Staunton, October 19 – The experience of the European countries may provide a useful model for Russia to overcome its imperial complexes, Vladislav Inozemtsev says. As they yielded their colonies, they formed a new “empire” in the form of what is today known as the European Union.
“The formation of the institutions of a united Europe not accidently corresponded in time with the most active phase of decolonization,” the Russian commentator says. “Having lost their empires, the Europeans had an additional reason for coming together and forming a substitute for a powerful super-state” (afterempire.info/2017/10/18/north-empire/).
The Europeans recognized that without their former empires and without some new structure, they would face the threat of being “driven to the political periphery” of the world by other powers such as the US, Russia and China. To that end, Inozemtsev says, they developed a “seduction-based Empire” designed to attract others not as subjects of themselves but as partners.
“At the beginning of the 21st century, the two most important continental countries – Germany and France – became the owners of ‘a controlling interest’ in an all-European ‘empire,’ having buried in this way their own imperial ambitions. Something similar,” the commentator says, “could be the only ‘good outcome’ for the Russian empire as well.”
Inozemtsev continues: “For this Russia itself and its ‘partners’ (as correctly President Putin puts in quotation marks) must consider several historical and factual circumstances.” Among the most important of these is that Russia, like the US, is both part and an extensive of Europe.
Those two “’borderlands’ of Europe,” he argues, “could not fail to clash as soon as they felt in themselves military and economic superiority over the metropolis.” Russians argue whether they are East or West, but in reality, they are first of all part of the North – “for a long time, like other European empires was an instrument of the North’s dominance over the South.”
That could become the source of “a new ‘imperial strategy’” for Russia, Europe and the US in the coming century, Inozemtsev says. Such a combination could unite the North and ensure its continuing domination over the South and the ability to counter challenges emanating from that region.

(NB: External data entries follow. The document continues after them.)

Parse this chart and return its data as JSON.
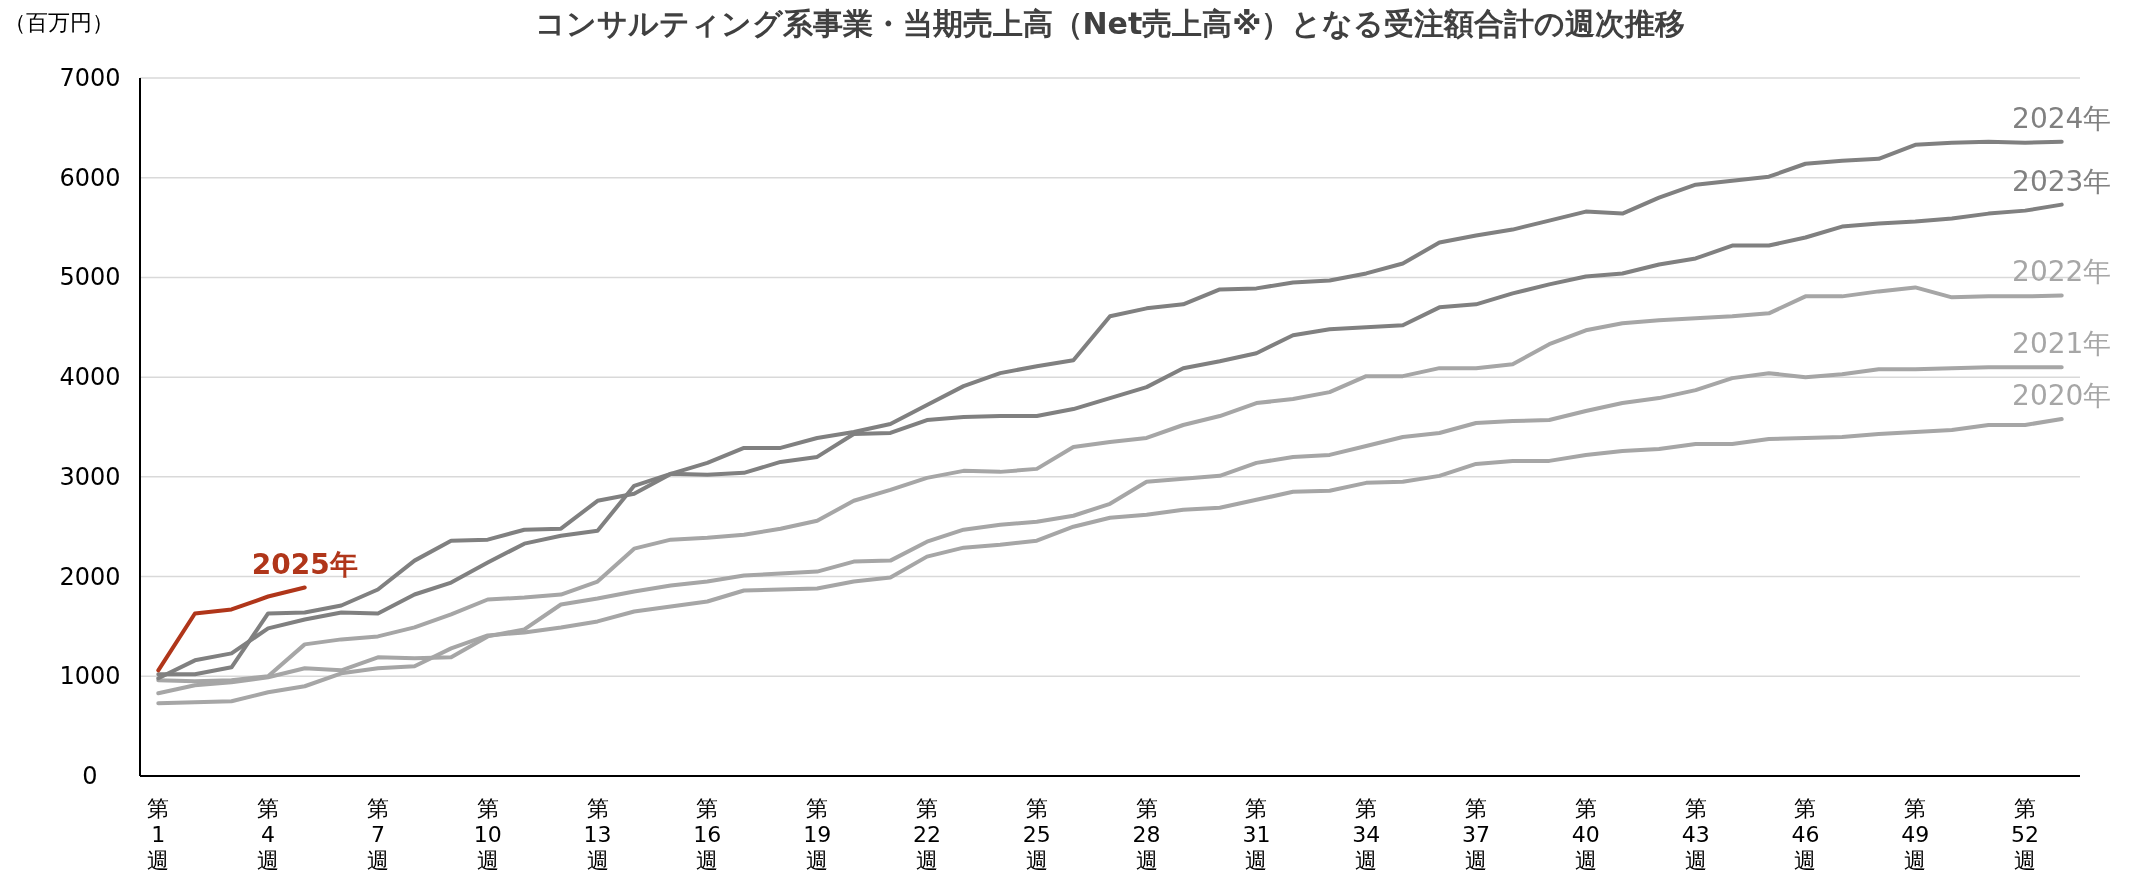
{
  "chart_data": {
    "type": "line",
    "title": "コンサルティング系事業・当期売上高（Net売上高※）となる受注額合計の週次推移",
    "ylabel": "（百万円）",
    "categories": [
      "第1週",
      null,
      null,
      "第4週",
      null,
      null,
      "第7週",
      null,
      null,
      "第10週",
      null,
      null,
      "第13週",
      null,
      null,
      "第16週",
      null,
      null,
      "第19週",
      null,
      null,
      "第22週",
      null,
      null,
      "第25週",
      null,
      null,
      "第28週",
      null,
      null,
      "第31週",
      null,
      null,
      "第34週",
      null,
      null,
      "第37週",
      null,
      null,
      "第40週",
      null,
      null,
      "第43週",
      null,
      null,
      "第46週",
      null,
      null,
      "第49週",
      null,
      null,
      "第52週",
      null
    ],
    "series": [
      {
        "name": "2020年",
        "color": "#a6a6a6",
        "values": [
          730,
          740,
          750,
          840,
          900,
          1030,
          1080,
          1100,
          1280,
          1410,
          1440,
          1490,
          1550,
          1650,
          1700,
          1750,
          1860,
          1870,
          1880,
          1950,
          1990,
          2200,
          2290,
          2320,
          2360,
          2500,
          2590,
          2620,
          2670,
          2690,
          2770,
          2850,
          2860,
          2940,
          2950,
          3010,
          3130,
          3160,
          3160,
          3220,
          3260,
          3280,
          3330,
          3330,
          3380,
          3390,
          3400,
          3430,
          3450,
          3470,
          3520,
          3520,
          3580
        ]
      },
      {
        "name": "2021年",
        "color": "#a6a6a6",
        "values": [
          830,
          910,
          940,
          990,
          1080,
          1060,
          1190,
          1180,
          1190,
          1400,
          1470,
          1720,
          1780,
          1850,
          1910,
          1950,
          2010,
          2030,
          2050,
          2150,
          2160,
          2350,
          2470,
          2520,
          2550,
          2610,
          2730,
          2950,
          2980,
          3010,
          3140,
          3200,
          3220,
          3310,
          3400,
          3440,
          3540,
          3560,
          3570,
          3660,
          3740,
          3790,
          3870,
          3990,
          4040,
          4000,
          4030,
          4080,
          4080,
          4090,
          4100,
          4100,
          4100
        ]
      },
      {
        "name": "2022年",
        "color": "#a6a6a6",
        "values": [
          960,
          950,
          960,
          1000,
          1320,
          1370,
          1400,
          1490,
          1620,
          1770,
          1790,
          1820,
          1950,
          2280,
          2370,
          2390,
          2420,
          2480,
          2560,
          2760,
          2870,
          2990,
          3060,
          3050,
          3080,
          3300,
          3350,
          3390,
          3520,
          3610,
          3740,
          3780,
          3850,
          4010,
          4010,
          4090,
          4090,
          4130,
          4330,
          4470,
          4540,
          4570,
          4590,
          4610,
          4640,
          4810,
          4810,
          4860,
          4900,
          4800,
          4810,
          4810,
          4820
        ]
      },
      {
        "name": "2023年",
        "color": "#808080",
        "values": [
          1020,
          1020,
          1090,
          1630,
          1640,
          1710,
          1870,
          2160,
          2360,
          2370,
          2470,
          2480,
          2760,
          2830,
          3030,
          3020,
          3040,
          3150,
          3200,
          3430,
          3440,
          3570,
          3600,
          3610,
          3610,
          3680,
          3790,
          3900,
          4090,
          4160,
          4240,
          4420,
          4480,
          4500,
          4520,
          4700,
          4730,
          4840,
          4930,
          5010,
          5040,
          5130,
          5190,
          5320,
          5320,
          5400,
          5510,
          5540,
          5560,
          5590,
          5640,
          5670,
          5730
        ]
      },
      {
        "name": "2024年",
        "color": "#808080",
        "values": [
          980,
          1160,
          1230,
          1480,
          1570,
          1640,
          1630,
          1820,
          1940,
          2140,
          2330,
          2410,
          2460,
          2910,
          3030,
          3140,
          3290,
          3290,
          3390,
          3450,
          3530,
          3720,
          3910,
          4040,
          4110,
          4170,
          4610,
          4690,
          4730,
          4880,
          4890,
          4950,
          4970,
          5040,
          5140,
          5350,
          5420,
          5480,
          5570,
          5660,
          5640,
          5800,
          5930,
          5970,
          6010,
          6140,
          6170,
          6190,
          6330,
          6350,
          6360,
          6350,
          6360
        ]
      },
      {
        "name": "2025年",
        "color": "#b0361a",
        "values": [
          1060,
          1630,
          1670,
          1800,
          1890,
          null,
          null,
          null,
          null,
          null,
          null,
          null,
          null,
          null,
          null,
          null,
          null,
          null,
          null,
          null,
          null,
          null,
          null,
          null,
          null,
          null,
          null,
          null,
          null,
          null,
          null,
          null,
          null,
          null,
          null,
          null,
          null,
          null,
          null,
          null,
          null,
          null,
          null,
          null,
          null,
          null,
          null,
          null,
          null,
          null,
          null,
          null,
          null
        ]
      }
    ],
    "ylim": [
      0,
      7000
    ],
    "yticks": [
      0,
      1000,
      2000,
      3000,
      4000,
      5000,
      6000,
      7000
    ],
    "grid": "y",
    "legend": false,
    "marker": "none",
    "line_style": "solid"
  }
}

“Russia and the US/Canada could become countries which would dominate the Pacific from the North. Europe would retain its military political defense as provided by the US and could at the same time gain access to Russia’s resources.
“In other words,” he continues, “if Rusisa can’t escape from dreams about its imperial nature and from the sufferings over the loss of empire, the single way out of the existing situation as the experiences of the former European empires show is integration in or the creation from nothing of a still larger empire.”
Russia’s participation in such a new “imperial” project would “make it more prepared to meet the challenges which can come from the South,” challenges that Russia is confronted by more directly than the other two parts of such a project. But “the synergy” of such a system could be useful for the other two participants.
Not only would they gain mutual support but they would find that Russia would be able to change in ways that they have indicated they want it to. If Russia can’t stop being attached to an imperial vision of itself, it might be led to redefine this in order that it not decay into an entity on the periphery of the other powers.